Mais avant de parler plus en détail de comment je me suis préparée, je vais commencer par vous raconter la chose, et mon projet de naissance.

Pour démarrer, je n’ai jamais voulu la péridurale, tout simplement parce que l’idée de ne plus sentir totalement le bas de mon corps me terrifie. Oui, j’ai besoin de contrôle, ou au moins de contrôler ce que je ne contrôle pas (c’est une façon comme une autre de lâcher-prise…non? Bon en tout cas vous verrez que ça m’a pas mal réussi). Quand je suis tombée enceinte, j’étais donc déjà prête dans ma tête à devoir supporter la douleur liée à un accouchement. Mais si ça n’avait pas déjà été le cas, ce que j’ai appris sur l’accouchement physiologique par la suite m’aurait sans doute convaincue. Les arguments principaux ? Plus rapide (le corps sait faire si on lui en laisse la chance), plus facile pour le bébé (parce qu’on l’accompagne mieux en ayant toutes ses sensations), et plus facile de s’en remettre (Kate aurait sans doute eu plus de mal à tenir debout sur le perron quelques heures après une péri).

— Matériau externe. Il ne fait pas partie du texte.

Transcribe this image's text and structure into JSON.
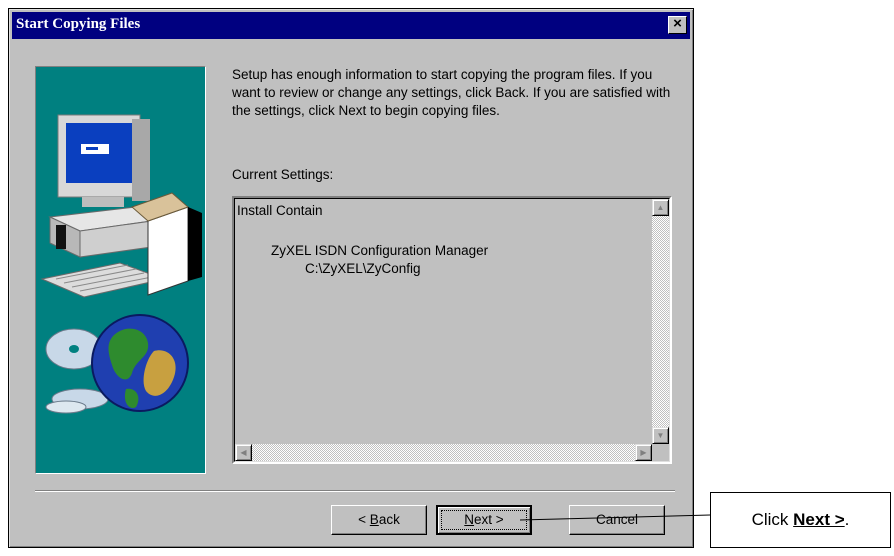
{
  "dialog": {
    "title": "Start Copying Files",
    "close_glyph": "×",
    "intro": "Setup has enough information to start copying the program files. If you want to review or change any settings, click Back.  If you are satisfied with the settings, click Next to begin copying files.",
    "current_settings_label": "Current Settings:",
    "settings_lines": [
      "Install Contain",
      "ZyXEL ISDN Configuration Manager",
      "C:\\ZyXEL\\ZyConfig"
    ],
    "buttons": {
      "back": {
        "prefix": "< ",
        "mnemonic": "B",
        "rest": "ack"
      },
      "next": {
        "mnemonic": "N",
        "rest": "ext >"
      },
      "cancel": "Cancel"
    }
  },
  "callout": {
    "prefix": "Click ",
    "bold": "Next >",
    "suffix": "."
  },
  "colors": {
    "titlebar": "#000080",
    "face": "#c0c0c0",
    "art_bg": "#008080"
  }
}
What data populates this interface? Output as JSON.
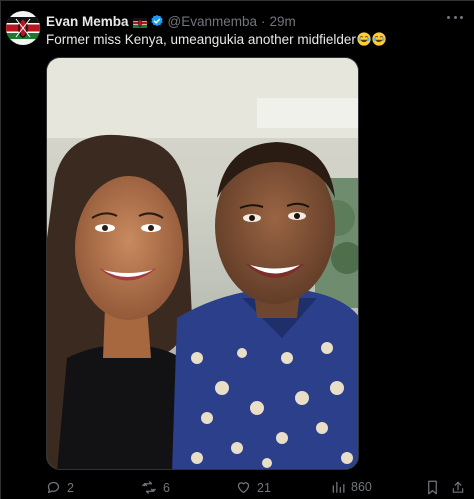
{
  "tweet": {
    "display_name": "Evan Memba",
    "handle": "@Evanmemba",
    "separator": "·",
    "time": "29m",
    "text": "Former miss Kenya, umeangukia another midfielder",
    "verified": true,
    "name_emoji": "kenya-flag",
    "text_emojis": [
      "joy-icon",
      "joy-icon"
    ]
  },
  "actions": {
    "replies": "2",
    "retweets": "6",
    "likes": "21",
    "views": "860"
  },
  "colors": {
    "background": "#000000",
    "text": "#e7e9ea",
    "muted": "#71767b",
    "verified": "#1d9bf0"
  }
}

Je m’étais alors renseignée sur ce mode d’accouchement et sur ce que proposaient les maternités autour de chez moi. À Bordeaux, nous avons la grande chance d’avoir dans une des cliniques de la métropole une maison de naissance, la Maison Arc-en-Ciel. Il s’agit d’un espace aménagé au sein de la maternité pour accueillir les couples qui souhaitent accoucher naturellement, dans la position qu’on souhaite, sans intervention, dans un cadre chaleureux et peu médicalisé, avec seulement une sage-femme libérale. On peut même venir faire ça en famille si on le souhaite, comme à la maison en somme, mais avec la sécurité d’être au sein même de la maternité et de pouvoir être très rapidement transféré si finalement il est nécessaire de faire intervenir l’obstétricien. J’ai choisi d’accoucher là-bas, en accord avec mon compagnon, parce que j’aimais beaucoup l’idée qu’ils fassent suffisament confiance à la future mère et à sa capacité à mettre au monde un enfant sans aide médicale, là où j’ai la sensation dans un cadre d’accouchement « classique » qu’on fait accoucher la femme, comme si ce n’était pas un acte naturel et profondément ancré en nous.

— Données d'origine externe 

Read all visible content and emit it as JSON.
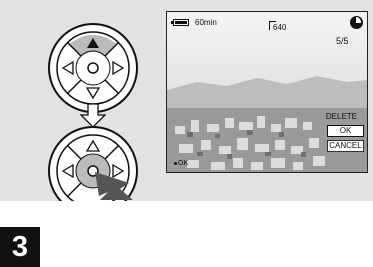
{
  "screen": {
    "battery_time": "60min",
    "image_size": "640",
    "image_counter": "5/5",
    "menu": {
      "title": "DELETE",
      "options": [
        "OK",
        "CANCEL"
      ],
      "selected": "OK"
    },
    "hint": "OK",
    "battery_icon": "battery-icon",
    "remaining_icon": "pie-remaining-icon"
  },
  "controls": {
    "top_dpad": {
      "pressed": "up"
    },
    "bottom_dpad": {
      "pressed": "center"
    },
    "arrow_icon": "arrow-down-icon",
    "pointer_icon": "pressing-finger-arrow-icon"
  },
  "step_number": "3",
  "colors": {
    "panel": "#e2e2e2",
    "pressed": "#bbbbbb",
    "step_bg": "#111111"
  }
}
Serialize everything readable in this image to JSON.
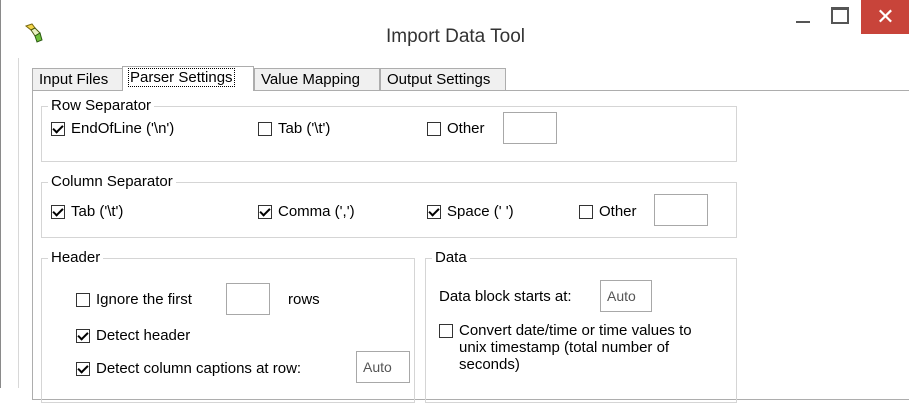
{
  "window": {
    "title": "Import Data Tool",
    "close_glyph": "✕"
  },
  "tabs": [
    {
      "label": "Input Files",
      "active": false
    },
    {
      "label": "Parser Settings",
      "active": true
    },
    {
      "label": "Value Mapping",
      "active": false
    },
    {
      "label": "Output Settings",
      "active": false
    }
  ],
  "row_separator": {
    "title": "Row Separator",
    "endofline": {
      "label": "EndOfLine ('\\n')",
      "checked": true
    },
    "tab": {
      "label": "Tab ('\\t')",
      "checked": false
    },
    "other": {
      "label": "Other",
      "checked": false,
      "value": ""
    }
  },
  "column_separator": {
    "title": "Column Separator",
    "tab": {
      "label": "Tab ('\\t')",
      "checked": true
    },
    "comma": {
      "label": "Comma (',')",
      "checked": true
    },
    "space": {
      "label": "Space (' ')",
      "checked": true
    },
    "other": {
      "label": "Other",
      "checked": false,
      "value": ""
    }
  },
  "header": {
    "title": "Header",
    "ignore_first": {
      "label": "Ignore the first",
      "checked": false,
      "value": "",
      "suffix": "rows"
    },
    "detect_header": {
      "label": "Detect header",
      "checked": true
    },
    "detect_captions": {
      "label": "Detect column captions at row:",
      "checked": true,
      "value": "Auto"
    }
  },
  "data": {
    "title": "Data",
    "block_start_label": "Data block starts at:",
    "block_start_value": "Auto",
    "convert": {
      "label": "Convert date/time or time values to unix timestamp (total number of seconds)",
      "checked": false
    }
  },
  "colors": {
    "close_button": "#c8443a",
    "group_border": "#d5d5d5"
  }
}
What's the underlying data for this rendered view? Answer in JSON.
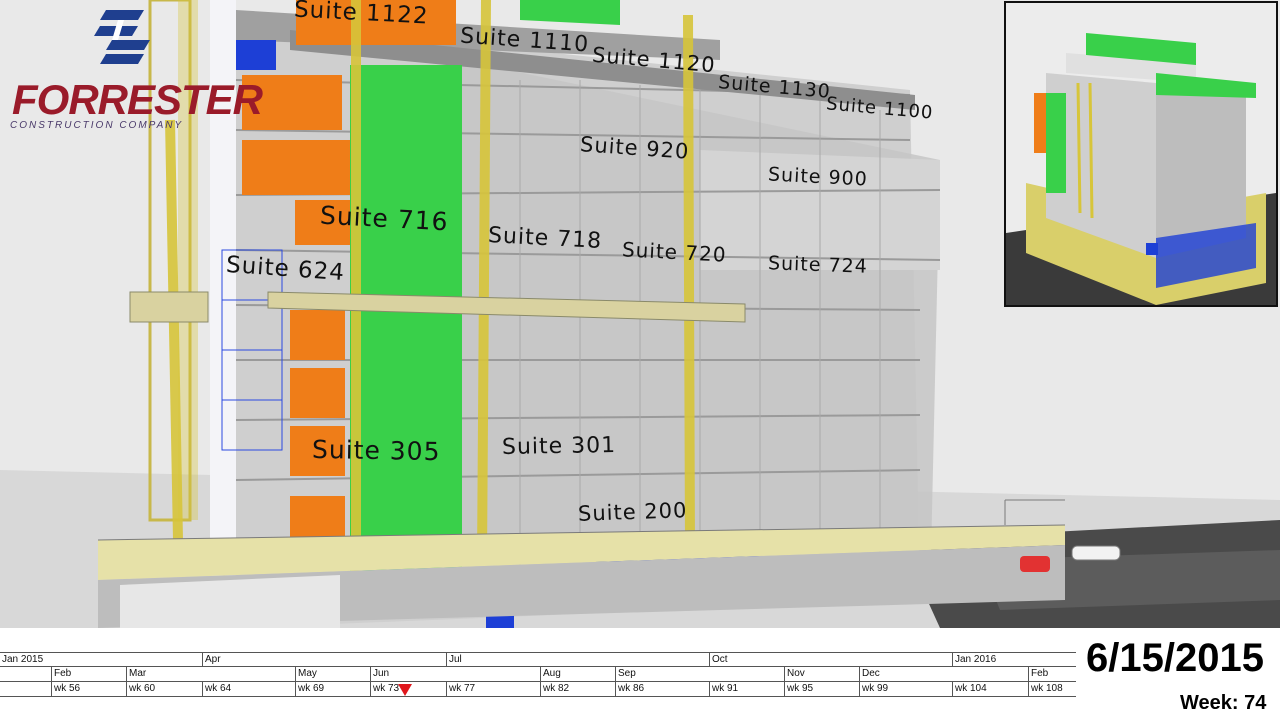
{
  "brand": {
    "name": "FORRESTER",
    "tagline": "CONSTRUCTION COMPANY",
    "primary_color": "#9a1b2a",
    "mark_color": "#1f3f8f"
  },
  "model": {
    "suites": [
      "Suite 1122",
      "Suite 1110",
      "Suite 1120",
      "Suite 1130",
      "Suite 1100",
      "Suite 920",
      "Suite 900",
      "Suite 716",
      "Suite 718",
      "Suite 720",
      "Suite 724",
      "Suite 624",
      "Suite 305",
      "Suite 301",
      "Suite 200"
    ],
    "colors": {
      "completed": "#ef7d18",
      "in_progress": "#39d04a",
      "glazing": "#1d3fd6",
      "hoist": "#d7c53a",
      "structure": "#d6d6d6"
    }
  },
  "timeline": {
    "years": [
      "Jan 2015",
      "Jan 2016"
    ],
    "months": [
      "Feb",
      "Mar",
      "Apr",
      "May",
      "Jun",
      "Jul",
      "Aug",
      "Sep",
      "Oct",
      "Nov",
      "Dec",
      "Feb"
    ],
    "weeks": [
      "wk 56",
      "wk 60",
      "wk 64",
      "wk 69",
      "wk 73",
      "wk 77",
      "wk 82",
      "wk 86",
      "wk 91",
      "wk 95",
      "wk 99",
      "wk 104",
      "wk 108"
    ],
    "current_week": 74,
    "marker_color": "#e0161b"
  },
  "status": {
    "date": "6/15/2015",
    "week": "Week: 74"
  }
}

Pour terminer sur ce choix, je précise tout de même que je n’aurais pas pu y accoucher si j’avais eu une grossesse à risque (jumeaux, obésité, diabète gestationnel, bébé en siège etc etc.). Cependant, la péridurale n’est jamais obligatoire et finalement, c’est encore une fois la préparation et l’accompagnement qui sont les plus importants et non le lieux : même si ce type de maison de naissance n’existe pas près de chez vous ou que vous avez une grossesse à risque, rien ne vous empêche de souhaite accoucher le plus naturellement possible (bon, sauf en cas de césarienne, je vous conseille tout de même une légère anesthésie dans ce cadre…).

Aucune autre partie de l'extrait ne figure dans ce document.